I due giorni successivi rimasi rinchiuso nella casa di Silvia. non volevo avere interazioni con nessuno, smisi di mangiare e mi limitai solo a guardare tutti i nostri ricordi sul mio vecchio iPhone.
Il giorno del funerale vennero Eleonora e Silvia a chiamarmi. Bussarono alla porta e dissero: “Non succede niente se rimani lì da solo a piangere per questo dolore, vieni con noi e magari prova a tenere un discorso”.

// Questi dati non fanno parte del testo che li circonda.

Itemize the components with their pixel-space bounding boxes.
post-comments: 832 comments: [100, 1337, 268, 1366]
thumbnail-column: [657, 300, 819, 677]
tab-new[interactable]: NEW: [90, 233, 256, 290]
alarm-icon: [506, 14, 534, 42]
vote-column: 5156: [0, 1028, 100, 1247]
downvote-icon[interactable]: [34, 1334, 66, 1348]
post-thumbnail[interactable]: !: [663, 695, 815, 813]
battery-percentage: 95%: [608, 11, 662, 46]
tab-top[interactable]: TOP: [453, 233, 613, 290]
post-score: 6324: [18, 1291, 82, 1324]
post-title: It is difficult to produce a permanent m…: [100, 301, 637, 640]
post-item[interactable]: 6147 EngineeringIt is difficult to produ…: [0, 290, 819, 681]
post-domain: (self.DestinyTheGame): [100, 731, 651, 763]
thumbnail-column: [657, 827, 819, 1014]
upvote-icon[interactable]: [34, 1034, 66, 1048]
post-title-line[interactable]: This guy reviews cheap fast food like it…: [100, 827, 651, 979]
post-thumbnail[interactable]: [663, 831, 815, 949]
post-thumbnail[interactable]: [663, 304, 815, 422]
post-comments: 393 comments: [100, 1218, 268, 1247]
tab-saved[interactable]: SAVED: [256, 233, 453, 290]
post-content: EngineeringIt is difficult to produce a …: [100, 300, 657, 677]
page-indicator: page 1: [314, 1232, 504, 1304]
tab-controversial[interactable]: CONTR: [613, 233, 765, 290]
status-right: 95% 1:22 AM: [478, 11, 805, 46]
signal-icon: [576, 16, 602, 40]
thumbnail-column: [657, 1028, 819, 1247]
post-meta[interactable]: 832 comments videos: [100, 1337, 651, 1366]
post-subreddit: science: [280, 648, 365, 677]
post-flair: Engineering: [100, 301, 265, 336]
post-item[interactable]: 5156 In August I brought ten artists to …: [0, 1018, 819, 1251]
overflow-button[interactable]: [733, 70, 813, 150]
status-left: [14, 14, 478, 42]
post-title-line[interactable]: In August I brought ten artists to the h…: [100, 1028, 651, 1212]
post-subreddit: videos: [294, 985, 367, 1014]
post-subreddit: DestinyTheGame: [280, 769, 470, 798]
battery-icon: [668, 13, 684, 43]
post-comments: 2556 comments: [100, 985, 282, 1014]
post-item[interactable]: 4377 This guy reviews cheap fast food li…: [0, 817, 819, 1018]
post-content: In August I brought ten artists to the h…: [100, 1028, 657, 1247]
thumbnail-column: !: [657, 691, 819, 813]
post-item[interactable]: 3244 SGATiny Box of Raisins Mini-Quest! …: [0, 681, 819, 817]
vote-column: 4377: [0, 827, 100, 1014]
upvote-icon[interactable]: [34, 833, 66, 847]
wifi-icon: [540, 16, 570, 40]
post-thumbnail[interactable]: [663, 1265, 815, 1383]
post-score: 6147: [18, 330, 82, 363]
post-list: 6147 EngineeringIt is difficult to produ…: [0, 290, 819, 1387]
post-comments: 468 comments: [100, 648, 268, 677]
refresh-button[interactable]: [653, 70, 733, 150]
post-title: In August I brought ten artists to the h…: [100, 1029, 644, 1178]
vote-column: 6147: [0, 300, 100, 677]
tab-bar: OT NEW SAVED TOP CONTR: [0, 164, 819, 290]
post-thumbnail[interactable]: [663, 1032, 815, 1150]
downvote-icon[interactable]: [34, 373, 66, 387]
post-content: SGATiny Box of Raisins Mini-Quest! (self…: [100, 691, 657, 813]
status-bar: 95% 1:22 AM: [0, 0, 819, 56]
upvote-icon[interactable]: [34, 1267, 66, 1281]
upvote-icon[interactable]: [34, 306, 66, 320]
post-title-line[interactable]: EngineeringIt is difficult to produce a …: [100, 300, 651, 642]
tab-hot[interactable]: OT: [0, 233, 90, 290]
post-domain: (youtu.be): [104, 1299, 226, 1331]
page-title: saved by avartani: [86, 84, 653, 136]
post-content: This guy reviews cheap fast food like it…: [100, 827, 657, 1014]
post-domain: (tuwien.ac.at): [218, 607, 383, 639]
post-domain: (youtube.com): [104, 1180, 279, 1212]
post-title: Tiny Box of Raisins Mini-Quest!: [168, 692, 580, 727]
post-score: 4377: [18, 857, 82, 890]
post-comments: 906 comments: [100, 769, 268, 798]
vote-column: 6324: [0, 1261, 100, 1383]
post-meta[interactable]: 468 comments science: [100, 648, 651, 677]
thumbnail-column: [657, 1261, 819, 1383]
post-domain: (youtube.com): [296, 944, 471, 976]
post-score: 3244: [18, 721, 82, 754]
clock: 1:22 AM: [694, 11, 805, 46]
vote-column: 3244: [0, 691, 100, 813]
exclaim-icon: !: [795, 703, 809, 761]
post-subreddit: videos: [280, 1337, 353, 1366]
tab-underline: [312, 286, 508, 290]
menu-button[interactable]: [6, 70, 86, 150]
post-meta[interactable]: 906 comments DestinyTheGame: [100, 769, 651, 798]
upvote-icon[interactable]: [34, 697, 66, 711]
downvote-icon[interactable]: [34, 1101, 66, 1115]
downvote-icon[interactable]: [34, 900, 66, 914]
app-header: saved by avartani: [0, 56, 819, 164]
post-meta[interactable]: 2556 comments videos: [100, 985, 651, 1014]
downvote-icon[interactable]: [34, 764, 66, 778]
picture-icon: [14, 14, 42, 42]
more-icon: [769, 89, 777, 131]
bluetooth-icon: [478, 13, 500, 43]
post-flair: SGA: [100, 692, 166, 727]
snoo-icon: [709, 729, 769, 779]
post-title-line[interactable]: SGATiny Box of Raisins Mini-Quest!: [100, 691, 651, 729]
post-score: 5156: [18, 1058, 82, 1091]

Uscii dalla stanza e andai con loro.
Al funerale c’erano tutti: la famiglia, gli amici, persino quelli che sparlavano di lui, i parenti e i miei genitori.
Mi feci coraggio e tenni il mio discorso. “Sandrini, ti ricordi il primo giorno in cui ci siamo incontrati? Io sì, era il tredici settembre del 2021, ed era il nostro primo giorno di liceo. E la sai la cosa buffa? Ce l’ho ancora come password del mio telefono. Non avrei mai pensato che noi due potessimo essere perfetti e avere una relazione così straordinaria. Ricordo ogni singolo giorno di quando eravamo insieme e forse è proprio questo che mi ha dato il potere di rovinare tutto. La colpa è mia, lo so, ma non sono riuscito a impedire che tutto questo accadesse. Vorrei riaverti qui davanti a me per stare sotto lo stesso ombrello anche nelle giornate di sole, fare il bagno di mezzanotte al lago e fare quelle passeggiate insieme senza meta. Mi manchi e mi mancherai per sempre. Ti amo e ti amerò per sempre. Ti penso e ti penserò per sempre, amore mio.”
Finito il discorso, tirai fuori la pistola e puntandomela alla fronte dissi: “Se non puoi essere qui, verrò io da te”.